In 1986, the Carmichael family donated his archives, piano and memorabilia to the university, which established a Hoagy Carmichael Collection in the Archives of Traditional Music and the Hoagy Carmichael Room to permanently display selections from the collection. The collection includes more than 750 recordings featuring Carmichael as composer or performer, as well as films, photographs, lyrics, original manuscripts, correspondence, scrapbooks and other personal effects.

Filmmaker Peter Davis, whose work-in-progress documentary titled "Hoagy" will be screened at 7 p.m. Nov. 22 at IU Cinema as part of the birthday celebration, will deliver a Jorgensen Guest Filmmaker Lecture. His lecture begins at 3 p.m. Nov. 22 at the cinema, and is free and open to the public.

IU Cinema will screen two films that feature Carmichael as an actor alongside the likes of Myrna Loy and Cary Grant:

  • 3 p.m. Nov. 23, "The Best Years of Our Lives" -- Winner of seven Academy Awards, this film follows three returning World War II veterans as they try to recover their lives.
  • 3 p.m. Nov. 24, "Topper" -- Adapted from a Thorne Smith novel, this film is the first in a series of comedies that center on a wealthy, fun-loving couple who become ghosts following a car accident.
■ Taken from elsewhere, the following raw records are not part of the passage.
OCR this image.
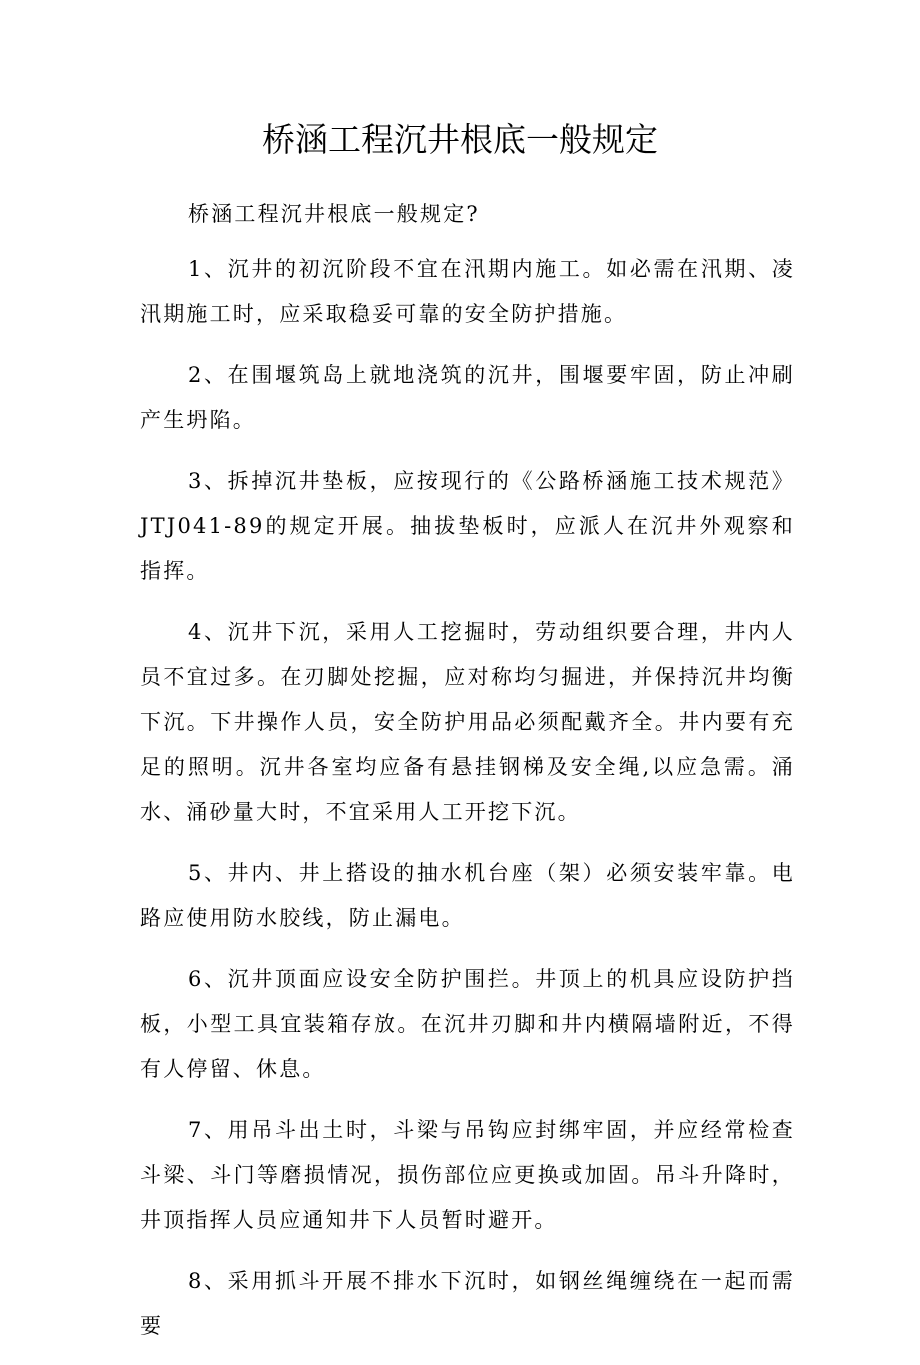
桥涵工程沉井根底一般规定

桥涵工程沉井根底一般规定?

1、沉井的初沉阶段不宜在汛期内施工。如必需在汛期、凌汛期施工时，应采取稳妥可靠的安全防护措施。

2、在围堰筑岛上就地浇筑的沉井，围堰要牢固，防止冲刷产生坍陷。

3、拆掉沉井垫板，应按现行的《公路桥涵施工技术规范》JTJ041-89的规定开展。抽拔垫板时，应派人在沉井外观察和指挥。

4、沉井下沉，采用人工挖掘时，劳动组织要合理，井内人员不宜过多。在刃脚处挖掘，应对称均匀掘进，并保持沉井均衡下沉。下井操作人员，安全防护用品必须配戴齐全。井内要有充足的照明。沉井各室均应备有悬挂钢梯及安全绳,以应急需。涌水、涌砂量大时，不宜采用人工开挖下沉。

5、井内、井上搭设的抽水机台座（架）必须安装牢靠。电路应使用防水胶线，防止漏电。

6、沉井顶面应设安全防护围拦。井顶上的机具应设防护挡板，小型工具宜装箱存放。在沉井刃脚和井内横隔墙附近，不得有人停留、休息。

7、用吊斗出土时，斗梁与吊钩应封绑牢固，并应经常检查斗梁、斗门等磨损情况，损伤部位应更换或加固。吊斗升降时，井顶指挥人员应通知井下人员暂时避开。

8、采用抓斗开展不排水下沉时，如钢丝绳缠绕在一起而需要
All screenings at the IU Cinema are free but ticketed. Tickets can be obtained at the IU Auditorium Box Office from 10 a.m. to 5 p.m. Monday through Friday; one hour before any screening at the cinema; or by phone at 812-855-1103 for a $10 service fee per order.

In other events, the Archives of Traditional Music will host a birthday concert for Carmichael from noon to 1 p.m. Dec. 6 in the Hoagy Carmichael Room in Morrison Hall. The performance is free and open to the public. Community radio station WFHB will celebrate Carmichael's birthday with performances at Player's Pub, 424 S. Walnut St., by the Stardusters Big Band on Nov. 21 and the Andy Cobine Trio, the Lara Lynn Trio and The Double Digits with Leon Chance on Nov. 22.
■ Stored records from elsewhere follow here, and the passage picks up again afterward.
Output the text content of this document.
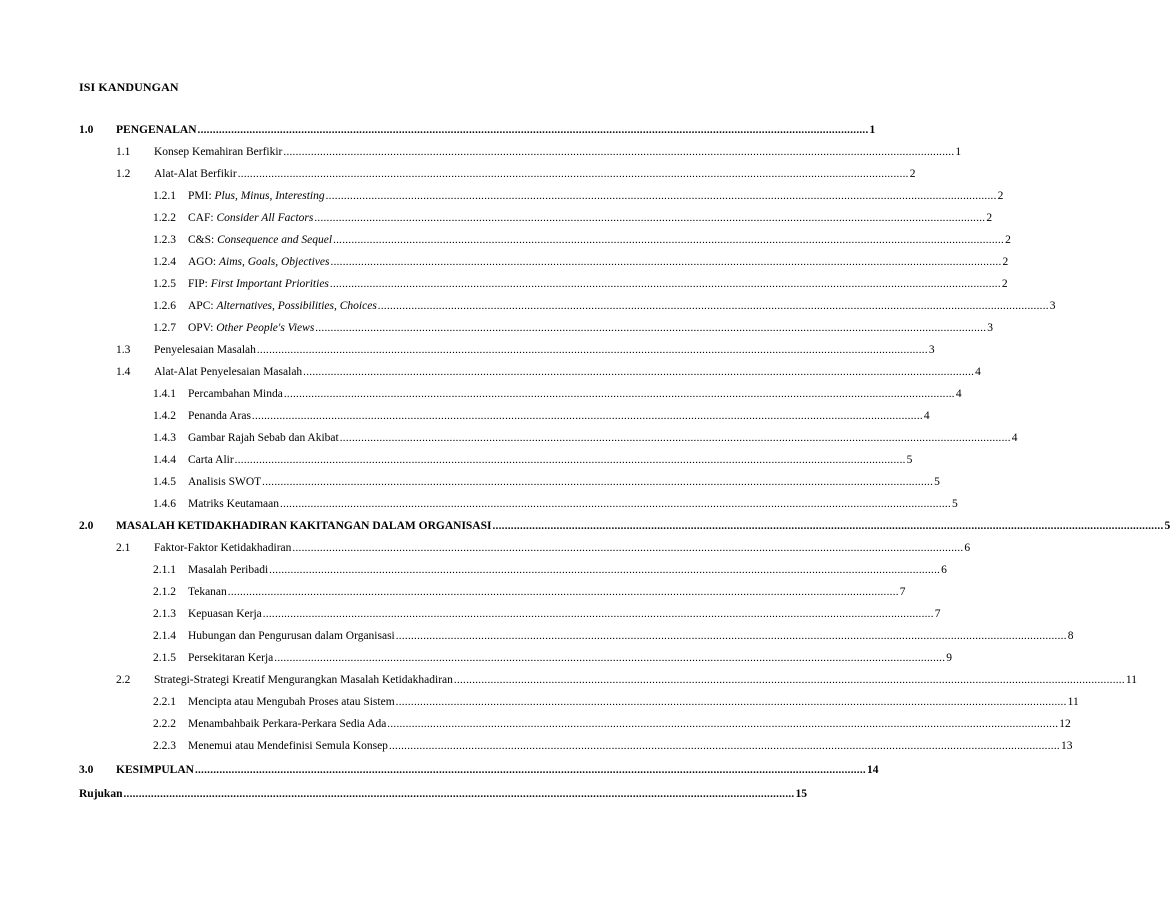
ISI KANDUNGAN
1.0	PENGENALAN ............................................................................................................................................................................................................................ 1
1.1	Konsep Kemahiran Berfikir ............................................................................................................................................................................................................................ 1
1.2	Alat-Alat Berfikir ............................................................................................................................................................................................................................ 2
1.2.1	PMI: Plus, Minus, Interesting ............................................................................................................................................................................................................................ 2
1.2.2	CAF: Consider All Factors ............................................................................................................................................................................................................................ 2
1.2.3	C&S: Consequence and Sequel ............................................................................................................................................................................................................................ 2
1.2.4	AGO: Aims, Goals, Objectives ............................................................................................................................................................................................................................ 2
1.2.5	FIP: First Important Priorities ............................................................................................................................................................................................................................ 2
1.2.6	APC: Alternatives, Possibilities, Choices ............................................................................................................................................................................................................................ 3
1.2.7	OPV: Other People's Views ............................................................................................................................................................................................................................ 3
1.3	Penyelesaian Masalah ............................................................................................................................................................................................................................ 3
1.4	Alat-Alat Penyelesaian Masalah ............................................................................................................................................................................................................................ 4
1.4.1	Percambahan Minda ............................................................................................................................................................................................................................ 4
1.4.2	Penanda Aras ............................................................................................................................................................................................................................ 4
1.4.3	Gambar Rajah Sebab dan Akibat ............................................................................................................................................................................................................................ 4
1.4.4	Carta Alir ............................................................................................................................................................................................................................ 5
1.4.5	Analisis SWOT ............................................................................................................................................................................................................................ 5
1.4.6	Matriks Keutamaan ............................................................................................................................................................................................................................ 5
2.0	MASALAH KETIDAKHADIRAN KAKITANGAN DALAM ORGANISASI ............................................................................................................................................................................................................................ 5
2.1	Faktor-Faktor Ketidakhadiran ............................................................................................................................................................................................................................ 6
2.1.1	Masalah Peribadi ............................................................................................................................................................................................................................ 6
2.1.2	Tekanan ............................................................................................................................................................................................................................ 7
2.1.3	Kepuasan Kerja ............................................................................................................................................................................................................................ 7
2.1.4	Hubungan dan Pengurusan dalam Organisasi ............................................................................................................................................................................................................................ 8
2.1.5	Persekitaran Kerja ............................................................................................................................................................................................................................ 9
2.2	Strategi-Strategi Kreatif Mengurangkan Masalah Ketidakhadiran ............................................................................................................................................................................................................................ 11
2.2.1	Mencipta atau Mengubah Proses atau Sistem ............................................................................................................................................................................................................................ 11
2.2.2	Menambahbaik Perkara-Perkara Sedia Ada ............................................................................................................................................................................................................................ 12
2.2.3	Menemui atau Mendefinisi Semula Konsep ............................................................................................................................................................................................................................ 13
3.0	KESIMPULAN ............................................................................................................................................................................................................................ 14
Rujukan ............................................................................................................................................................................................................................ 15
The celebration is endorsed by the Carmichael family and is sponsored by the Archives of Traditional Music, IU Foundation, Indiana Memorial Union, UB Films, faculty friends in the Kelley School of Business and IU Cinema. In addition to Dayton, members of the planning committee are Archives of Traditional Music librarian Suzanne Mudge, professor emeritus Tom Hustad, executive associate in the IU Foundation's Office of the President Emeritus Dick Bishop, Indiana Memorial Union executive director Bruce Jacobs and IU Cinema director Jon Vickers.